There have been accounts of individuals undergoing rapid personality shifts when their brains are damaged (The case of Mr. Gage is an example). Again, this indicates the likelihood that your personality, memory, cognitive functions and whatnot are functions of the neural tissue of your brain.
Does this knowledge absolutely rule out the possibility of a soul..... well no. But we are learning more and more about the brain every single day, and it is becoming ever more likely that consciousness is just another function of the brain, albeit a function that involves multiple sections of the brain working in tandem.
So although science cannot (yet) rule out the possibility of the soul, there is no evidence of one. In my opinion, the "soul" was a concept created by people a long time ago, who didn't know much about neural science and biology. The concept of a soul was just an ad-hoc explanation for the phenomena of consciousness, which the ancients, in their ignorance, could not explain.
I fail to see why people should cling to old ideas, when the new ideas fit the evidence better. Simply put, you have no reason to believe in the soul, other than the fact that you want to believe in it. And merely wanting something to be true is never a good reason for believing it to be true.
Yes, science cannot explain everything. It is a human processes that requires effort. But if you are going to use the fact that science cannot explain everything to justify religion, that's a logical fallacy. It's a "god-of-the-gaps" - where you try to cram in your god for every single question we don't currently have a definitive answer for. As science closes these gaps, as it has been doing for hundreds of years, the areas for people to let their god dwell shrink rapidly, ever so.
500 years ago, we didn't know how the rain formed, so we said "a god did it". Now we know it is due to water vapour condensing in the atmosphere. A long time ago, we didn't know what the sun was, so many people said it was a god. But now we do know what the sun is - it is an immense ball of (mostly) hydrogen gas undergoing nuclear fusion.
Science doesn't know everything, and sometimes it gets things wrong. But we learn more and more and our theories get ever more accurate. Proof that science is right in most things is all around you in the form of technology. If our theories on electromagnetic forces and atomic physics was incorrect, you wouldn't be using a computer, and a nuclear power plant would fail to produce energy.
Science has, through technology, proven itself to be a very good way of understanding the universe. Because it relies on human knowledge and human experimentation, mistakes will be made. But science allows for the correction of mistakes.
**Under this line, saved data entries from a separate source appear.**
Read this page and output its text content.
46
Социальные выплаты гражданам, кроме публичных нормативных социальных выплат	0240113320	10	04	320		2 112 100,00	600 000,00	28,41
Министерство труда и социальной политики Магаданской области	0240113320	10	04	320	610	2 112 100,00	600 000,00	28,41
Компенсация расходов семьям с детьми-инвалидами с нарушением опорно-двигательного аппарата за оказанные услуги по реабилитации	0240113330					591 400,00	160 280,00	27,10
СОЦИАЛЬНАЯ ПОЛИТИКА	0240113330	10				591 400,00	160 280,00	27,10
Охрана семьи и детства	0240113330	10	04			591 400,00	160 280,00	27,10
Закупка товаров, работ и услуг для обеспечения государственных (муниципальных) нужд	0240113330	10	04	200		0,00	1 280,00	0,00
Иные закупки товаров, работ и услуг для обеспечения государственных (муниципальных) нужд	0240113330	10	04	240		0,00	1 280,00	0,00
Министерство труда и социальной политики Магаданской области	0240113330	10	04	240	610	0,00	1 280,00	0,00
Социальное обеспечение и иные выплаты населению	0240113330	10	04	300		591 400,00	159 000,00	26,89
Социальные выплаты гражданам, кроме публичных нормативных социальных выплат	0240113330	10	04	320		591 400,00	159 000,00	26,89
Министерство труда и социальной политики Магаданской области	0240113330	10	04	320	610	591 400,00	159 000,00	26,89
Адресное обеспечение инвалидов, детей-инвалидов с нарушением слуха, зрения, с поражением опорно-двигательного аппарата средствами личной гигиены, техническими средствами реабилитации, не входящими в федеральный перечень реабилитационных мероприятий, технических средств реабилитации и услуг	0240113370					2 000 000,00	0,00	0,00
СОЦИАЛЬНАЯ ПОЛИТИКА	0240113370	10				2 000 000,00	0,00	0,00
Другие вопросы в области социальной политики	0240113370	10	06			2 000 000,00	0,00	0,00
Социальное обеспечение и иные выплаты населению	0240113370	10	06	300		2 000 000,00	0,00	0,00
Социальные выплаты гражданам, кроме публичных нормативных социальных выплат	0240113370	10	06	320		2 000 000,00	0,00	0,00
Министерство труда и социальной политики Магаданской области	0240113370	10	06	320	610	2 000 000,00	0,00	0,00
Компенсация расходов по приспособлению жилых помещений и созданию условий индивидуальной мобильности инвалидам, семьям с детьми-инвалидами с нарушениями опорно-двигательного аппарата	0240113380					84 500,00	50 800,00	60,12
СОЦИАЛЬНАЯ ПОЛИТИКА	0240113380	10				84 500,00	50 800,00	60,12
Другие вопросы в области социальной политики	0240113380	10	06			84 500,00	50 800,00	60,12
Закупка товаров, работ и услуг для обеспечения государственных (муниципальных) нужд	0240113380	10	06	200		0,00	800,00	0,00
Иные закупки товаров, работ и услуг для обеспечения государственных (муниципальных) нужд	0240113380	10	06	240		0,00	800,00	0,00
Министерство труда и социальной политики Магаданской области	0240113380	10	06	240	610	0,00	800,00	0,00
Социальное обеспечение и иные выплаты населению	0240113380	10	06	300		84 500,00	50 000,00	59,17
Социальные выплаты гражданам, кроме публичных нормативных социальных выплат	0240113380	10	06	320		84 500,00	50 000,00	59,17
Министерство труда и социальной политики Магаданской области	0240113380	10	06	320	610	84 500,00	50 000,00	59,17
Religion, on the other hand, admits no errors or mistakes. It insists that it is perfect from the get-go. It insists that it is divinely inspired. So, unlike science which is a human effort, the Bible should have NO MISTAKES in it because it supposedly comes from a god/gods. Yet it does have mistakes - the genesis account of creation is ludicrous and outdated. Noah's ark is a biological and physical impossibility. Humans cannot walk on water. You can claim that this is "god's miracles", but that suspiciously sounds like "magic" to me.
Simply put, science explains much more than religion, and provides much more power than religion. You say that science cannot explain everything, but "god did it" is HARDLY an explanation, but merely a way to ignore the problem. Science tries to find answers that can be backed by evidence. Religion just says "god did it, the end", as if that was a courageous way of facing the world.
Religiosity is the opposite of curiosity. Science explores and creates, while religion merely claims it is true through sheer force of insistence and faith.
I don't know if there is a god. But logically, if I have no proof, to believe in one would be silly. I can only believe in things that can be proven, and science has a lot of proof backing itself up. Religion can only hid in the gaps in our knowledge, which are ever shrinking. One day, maybe, there will be no gaps. Where then will religion hide?